Prevention of cardiovascular diseases

Cardiovascular disease (CVD) remains the leading cause of global morbidity and mortality
1]. The risk factors of abnormal lipids, smoking, hypertension, diabetes, abdominal
obesity, poor diet and irregular physical exercise account for more than 90 % of the
CVD risk in epidemiological studies 2].

The commonest risk factor is hypertension, with a global prevalence estimated at 26.4 %
(972 million adults) in 2000 and a predicted rise of 60 % to a total of 1.56 billion
adults (29.2 %) by 2025 3]. A major predictor for coronary heart disease (CHD) and stroke 4], 5], international guidelines highlight the management of hypertension 6], 7] based on huge clinical outcome trial datasets 8], which show that a net blood pressure (BP) reduction of 10–12 mmHg systolic BP and
5–6 mmHg diastolic BP reduces stroke incidence by 38 % and CHD by 16 % 9]. In absolute terms, treating 1000 patients in four 5-year CVD risk groups observed
in the placebo arms of trials (5-year risks of 11 %, 11–15 %, 15–21 % and 21 %)
with BP-lowering treatment for 5 years would prevent 14 (95 % CI: 8–21), 20 (95 %
CI: 8–31), 24 (95 % CI: 8–40) and 38 (95 % CI: 16–61) cardiovascular events, respectively
(P?=?0.04 for trend) 9].

Interventions that lower low-density lipoprotein cholesterol (LDL-C) concentrations
are also proven to significantly reduce the incidence of CHD and other major vascular
events in a wide range of individuals. A meta-analysis of 14 statin trials showed
that for every 40 mg/dL (1 mmol/L) decrease in LDL-C, it led to a 21 % decrease in
CHD risk after 1 year of treatment 10]. These data were incorporated into clinical guidance, such as the American College
of Cardiology/American Heart Association (ACC/AHA) 11] and National Cholesterol Education Program (NCEP) Adult Treatment Panel (ATP) III
guidelines 12] in the US; the Joint Task Force of the European Society of Cardiology and Other Societies
on Cardiovascular Disease Prevention in Clinical Practice guidelines in Europe 13]; and the National Institute for Health and Care Excellence (NICE) in the UK, which
all recognise the importance of dyslipidaemia, as well as hypertension and smoking,
as the main risk factors for CVD. They also provide practical tools (Framingham, Systematic
Coronary Risk Evaluation (SCORE) and QRISK 10-year CVD risk algorithms, respectively)
to assist short-term risk estimation in individuals without prior CVD, although there
remain many barriers to guideline implementation in routine clinical practice 14].

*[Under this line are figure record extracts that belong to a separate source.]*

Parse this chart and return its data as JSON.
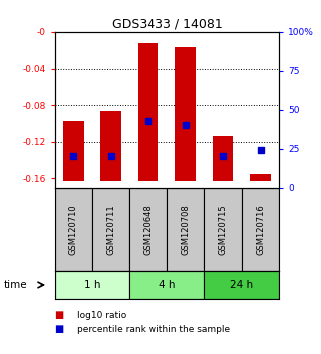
{
  "title": "GDS3433 / 14081",
  "samples": [
    "GSM120710",
    "GSM120711",
    "GSM120648",
    "GSM120708",
    "GSM120715",
    "GSM120716"
  ],
  "log10_ratio": [
    -0.097,
    -0.086,
    -0.012,
    -0.016,
    -0.114,
    -0.155
  ],
  "bar_bottom": [
    -0.163,
    -0.163,
    -0.163,
    -0.163,
    -0.163,
    -0.163
  ],
  "percentile_rank": [
    20,
    20,
    43,
    40,
    20,
    24
  ],
  "time_groups": [
    {
      "label": "1 h",
      "cols": [
        0,
        1
      ],
      "color": "#ccffcc"
    },
    {
      "label": "4 h",
      "cols": [
        2,
        3
      ],
      "color": "#88ee88"
    },
    {
      "label": "24 h",
      "cols": [
        4,
        5
      ],
      "color": "#44cc44"
    }
  ],
  "bar_color": "#cc0000",
  "marker_color": "#0000cc",
  "left_ylim": [
    -0.17,
    0.0
  ],
  "left_yticks": [
    0.0,
    -0.04,
    -0.08,
    -0.12,
    -0.16
  ],
  "left_yticklabels": [
    "-0",
    "-0.04",
    "-0.08",
    "-0.12",
    "-0.16"
  ],
  "right_yticks": [
    0,
    25,
    50,
    75,
    100
  ],
  "right_yticklabels": [
    "0",
    "25",
    "50",
    "75",
    "100%"
  ],
  "background_color": "#ffffff",
  "label_area_color": "#c8c8c8",
  "legend_ratio_label": "log10 ratio",
  "legend_pct_label": "percentile rank within the sample",
  "time_label": "time"
}
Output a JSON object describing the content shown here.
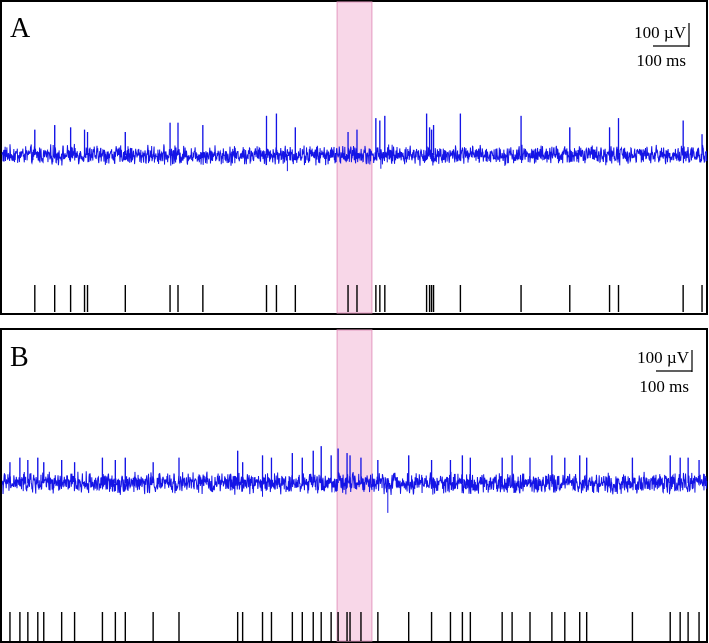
{
  "chart_data": [
    {
      "type": "line",
      "panel_label": "A",
      "scale_bar": {
        "amplitude_label": "100 µV",
        "time_label": "100 ms"
      },
      "series": [
        {
          "color": "#1414e6",
          "noise_amplitude_uV": 20,
          "baseline_uV": 0,
          "spike_times": [
            33,
            53,
            69,
            83,
            86,
            124,
            169,
            177,
            202,
            266,
            276,
            295,
            348,
            357,
            376,
            380,
            385,
            427,
            430,
            432,
            434,
            461,
            522,
            571,
            611,
            620,
            685,
            704
          ],
          "spike_amplitudes": [
            55,
            65,
            60,
            55,
            50,
            50,
            70,
            70,
            65,
            85,
            90,
            60,
            50,
            55,
            80,
            75,
            85,
            90,
            60,
            55,
            65,
            90,
            85,
            60,
            60,
            80,
            75,
            45
          ],
          "negative_deflections": [
            {
              "t": 287,
              "amp": -35
            },
            {
              "t": 381,
              "amp": -30
            }
          ]
        }
      ],
      "event_raster": [
        33,
        53,
        69,
        83,
        86,
        124,
        169,
        177,
        202,
        266,
        276,
        295,
        348,
        357,
        376,
        380,
        385,
        427,
        430,
        432,
        434,
        461,
        522,
        571,
        611,
        620,
        685,
        704
      ],
      "highlight_window": {
        "x_range": [
          337,
          372
        ],
        "color": "#f3b6d6"
      },
      "x_range": [
        0,
        709
      ],
      "y_range": [
        -155,
        155
      ],
      "grid": false
    },
    {
      "type": "line",
      "panel_label": "B",
      "scale_bar": {
        "amplitude_label": "100 µV",
        "time_label": "100 ms"
      },
      "series": [
        {
          "color": "#1414e6",
          "noise_amplitude_uV": 22,
          "baseline_uV": 0,
          "spike_times": [
            8,
            18,
            26,
            36,
            42,
            60,
            73,
            101,
            114,
            124,
            152,
            178,
            237,
            242,
            262,
            271,
            292,
            302,
            313,
            321,
            331,
            338,
            347,
            350,
            361,
            378,
            409,
            432,
            451,
            463,
            471,
            503,
            513,
            531,
            553,
            566,
            581,
            588,
            634,
            672,
            682,
            690,
            701
          ],
          "spike_amplitudes": [
            45,
            55,
            50,
            55,
            45,
            50,
            45,
            55,
            50,
            55,
            45,
            55,
            70,
            45,
            60,
            55,
            65,
            55,
            70,
            80,
            60,
            75,
            65,
            60,
            55,
            50,
            60,
            50,
            50,
            60,
            55,
            55,
            60,
            55,
            60,
            55,
            60,
            55,
            55,
            60,
            55,
            55,
            50
          ],
          "negative_deflections": [
            {
              "t": 262,
              "amp": -30
            },
            {
              "t": 388,
              "amp": -65
            }
          ]
        }
      ],
      "event_raster": [
        8,
        18,
        26,
        36,
        42,
        60,
        73,
        101,
        114,
        124,
        152,
        178,
        237,
        242,
        262,
        271,
        292,
        302,
        313,
        321,
        331,
        338,
        347,
        350,
        361,
        378,
        409,
        432,
        451,
        463,
        471,
        503,
        513,
        531,
        553,
        566,
        581,
        588,
        634,
        672,
        682,
        690,
        701
      ],
      "highlight_window": {
        "x_range": [
          337,
          372
        ],
        "color": "#f3b6d6"
      },
      "x_range": [
        0,
        709
      ],
      "y_range": [
        -155,
        155
      ],
      "grid": false
    }
  ]
}
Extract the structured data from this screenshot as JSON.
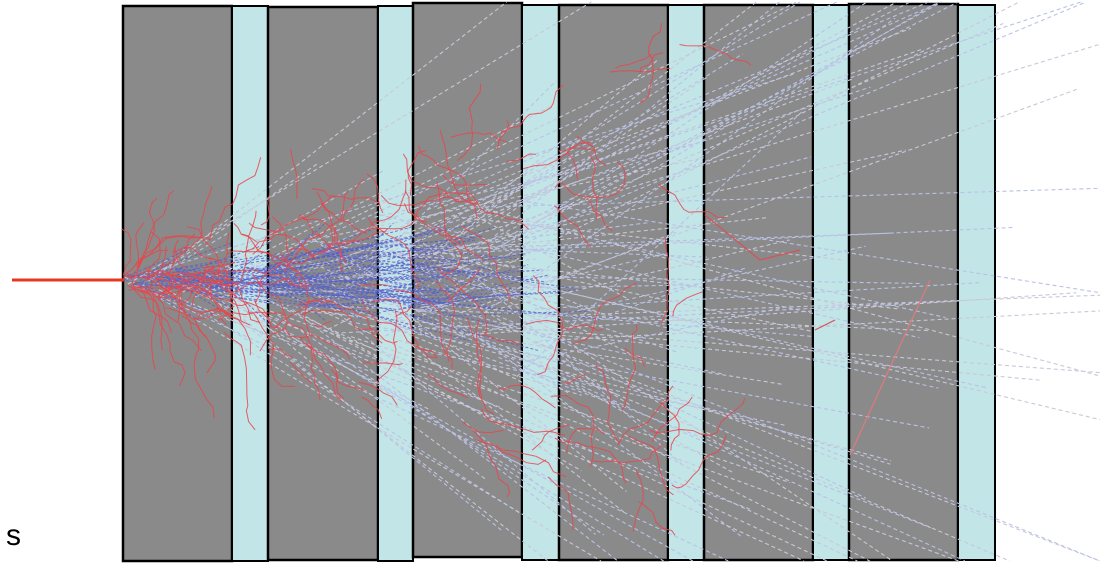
{
  "label": "s"
}
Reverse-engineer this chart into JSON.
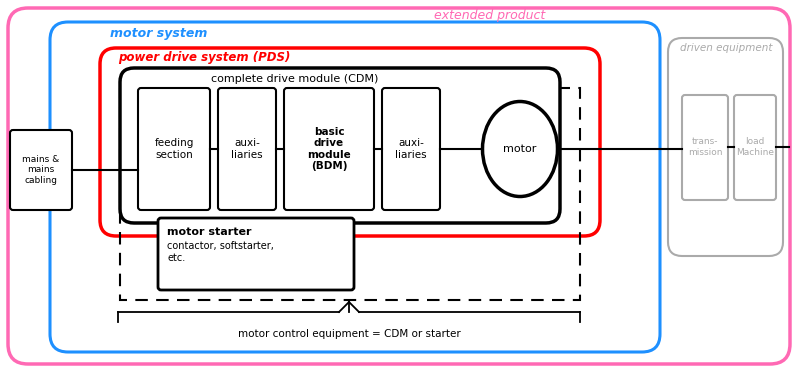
{
  "extended_product_label": "extended product",
  "motor_system_label": "motor system",
  "pds_label": "power drive system (PDS)",
  "cdm_label": "complete drive module (CDM)",
  "mains_label": "mains &\nmains\ncabling",
  "feeding_label": "feeding\nsection",
  "aux1_label": "auxi-\nliaries",
  "bdm_label": "basic\ndrive\nmodule\n(BDM)",
  "aux2_label": "auxi-\nliaries",
  "motor_label": "motor",
  "driven_equipment_label": "driven equipment",
  "transmission_label": "trans-\nmission",
  "load_label": "load\nMachine",
  "motor_starter_title": "motor starter",
  "motor_starter_sub": "contactor, softstarter,\netc.",
  "motor_control_label": "motor control equipment = CDM or starter",
  "color_extended": "#FF69B4",
  "color_motor_system": "#1E90FF",
  "color_pds": "#FF0000",
  "color_cdm": "#000000",
  "color_driven": "#AAAAAA",
  "bg_color": "#FFFFFF"
}
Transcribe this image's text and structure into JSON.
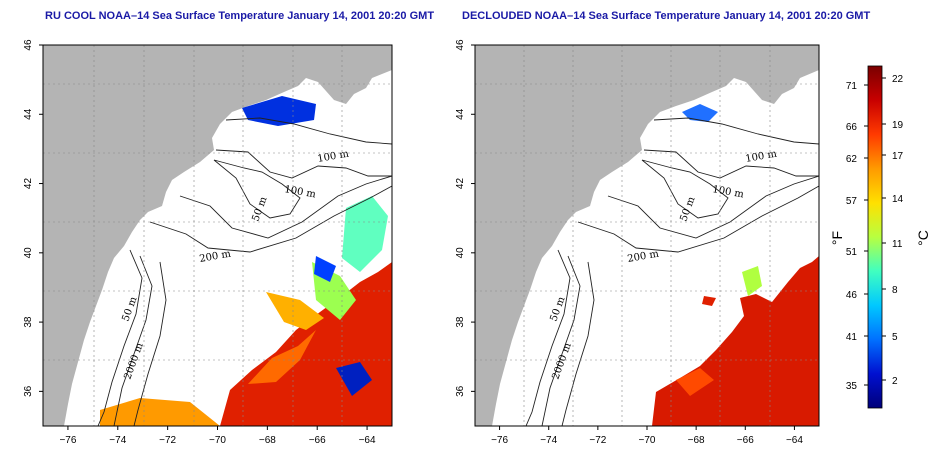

However, despite this huge evidence base on the aetiology of CVDs and their treatment
options, many questions still remain unanswered. Some of these are considered in this
special article collection in BMC Medicine, including critical reviews on diagnosing hypertension 15], the potential of PCSK9 antibodies 16], an entirely new class of LDL-C modifiers developed from basic concept to phase III
trials in less than a decade, and the evidence for smoking reduction interventions
17].

In the near future, there will also be an upcoming forum debate on the relative impact
of statins on vascular disease — over 20 years after their introduction and now one
of the most prescribed drugs in the world, there remains much debate on these agents.
The article collection will also present the updated guidance on stroke prevention
in atrial fibrillation (SPAF) which, alongside detection and management of hypertension,
is the most important strategy to prevent stroke. Atrial fibrillation (AF) is the
commonest cardiac arrhythmia, with about 1–2 % of the general population estimated
to be affected 18]. It is a particularly common disorder in older people, with over 5 % over the age
of 65 years suffering from AF and around 10 % of people over the age of 75 years 19], 20], with the prevalence predicted to rise 21], 22]. Patients with AF are at an almost five-fold higher risk of stroke compared to age-matched
individuals with normal sinus rhythm 23], as well as at a twice as high risk of all-cause mortality and heart failure. About
20 % of all ischaemic strokes are attributable to embolism as a result of AF 24]. Not only do patients with AF have more strokes, they also develop more recurrent
strokes, more severe strokes, regardless of age 25], and are more likely to be left with long-term disability and require long-term care
26]. It is a very important topic for patients and for healthcare system payers.

Accompanied by peer-reviewed research papers 27]–30], this article collection, Prevention of cardiovascular diseases, should be of interest to all BMC Medicine readers.